In fact, the closest thing this shapeless nostalgia porn has to a plot involves Naumenko allowing himself to be cuckolded by the mega-talented musician he’s managing for free. That would be the great Viktor Tsoi (Teo Yoo), a soft-spoken Soviet-Korean dreamboat whose talent humbles everyone around him. He wanders across Mike’s clique on a beach one summer night, and it feels like fate; it ignites one of those strumming montages where lanky and beautiful young people rip off their clothes and run through the surf. They jump through bonfires in the buff. Their naked skin tells them they’re at the start of something special — the vibe is so pure that nobody dares touch each other.
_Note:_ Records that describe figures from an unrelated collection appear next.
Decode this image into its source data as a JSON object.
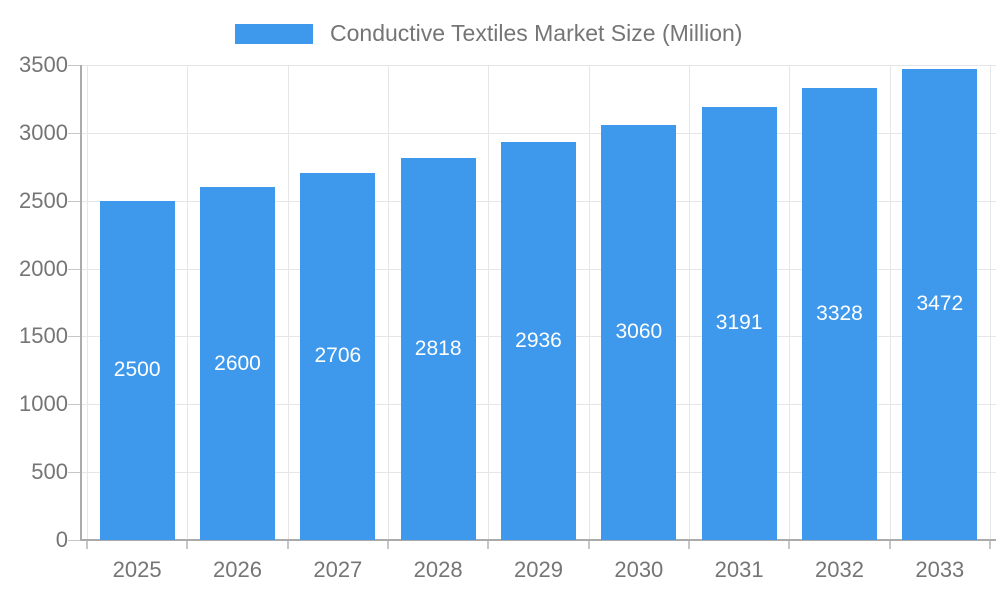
{
  "legend": {
    "label": "Conductive Textiles Market Size (Million)",
    "swatch_color": "#3E99ED"
  },
  "chart_data": {
    "type": "bar",
    "title": "Conductive Textiles Market Size (Million)",
    "categories": [
      "2025",
      "2026",
      "2027",
      "2028",
      "2029",
      "2030",
      "2031",
      "2032",
      "2033"
    ],
    "series": [
      {
        "name": "Conductive Textiles Market Size (Million)",
        "values": [
          2500,
          2600,
          2706,
          2818,
          2936,
          3060,
          3191,
          3328,
          3472
        ]
      }
    ],
    "value_labels_shown": true,
    "xlabel": "",
    "ylabel": "",
    "ylim": [
      0,
      3500
    ],
    "yticks": [
      0,
      500,
      1000,
      1500,
      2000,
      2500,
      3000,
      3500
    ],
    "grid": true,
    "legend_position": "top"
  },
  "colors": {
    "bar": "#3E99ED",
    "grid_line": "#e6e6e6",
    "axis_line": "#ababab",
    "tick": "#c6c6c6",
    "axis_text": "#757575",
    "value_label_text": "#ffffff",
    "background": "#ffffff"
  }
}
“Leto” is at its best when trying to exhume a certain mood, to bottle the energy people like Viktor and Mike left behind. Given that Serebrennikov was placed under house arrest towards the end of the shoot (for “embezzlement,” but really for just being one of Putin’s most effective pests), it’s easy to understand why he might want to celebrate some of Russia’s most beloved revolutionaries. Likewise, it’s easy to understand his (over)eagerness to romanticize their willingness to reconnect with the West, a tendency that results in a handful of cover performances cheesy enough to trigger memories of Julie Taymor’s “Across the Universe” (shudder).

An argument with an old man on a train sparks a very bloody “Psycho Killer” singalong, electric and embarrassing in equal measure. Later, when Mike decides that he’d rather let another man sleep with his girlfriend than curtail anyone’s freedom, a frustrated older woman treats him to a strange rendition of Lou Reed’s “Perfect Day” in the middle of a downpour. The irony only enhances the cutesiness of it all, as does Serebrennikov’s decision to invent a character who’s only purpose is to wink at the camera and remind us that we’re not watching a documentary.

These breaks from reality, however rapturous, feel uncomfortably (and incongruously) intimate in a film that otherwise keeps a respectful distance from its characters; a film that allows them to just sort of be. Their happiness is magical but unextraordinary — it’s gone now, but it could return at any time we’re ready to receive it. It could be ours. That’s what makes it beautiful. For all of its candied sketchiness, “Leto” nails the feeling — or the memory — of finding yourself in a world that isn’t afraid of who you might become. It’s a messy reverie for modern Russia, a gentle plea for kids to hear the silence Viktor sings about and fill it with some noise of their own.

Grade: B

“Leto” premiered in Competition at the 2018 Cannes Film Festival. It is currently seeking U.S. distribution.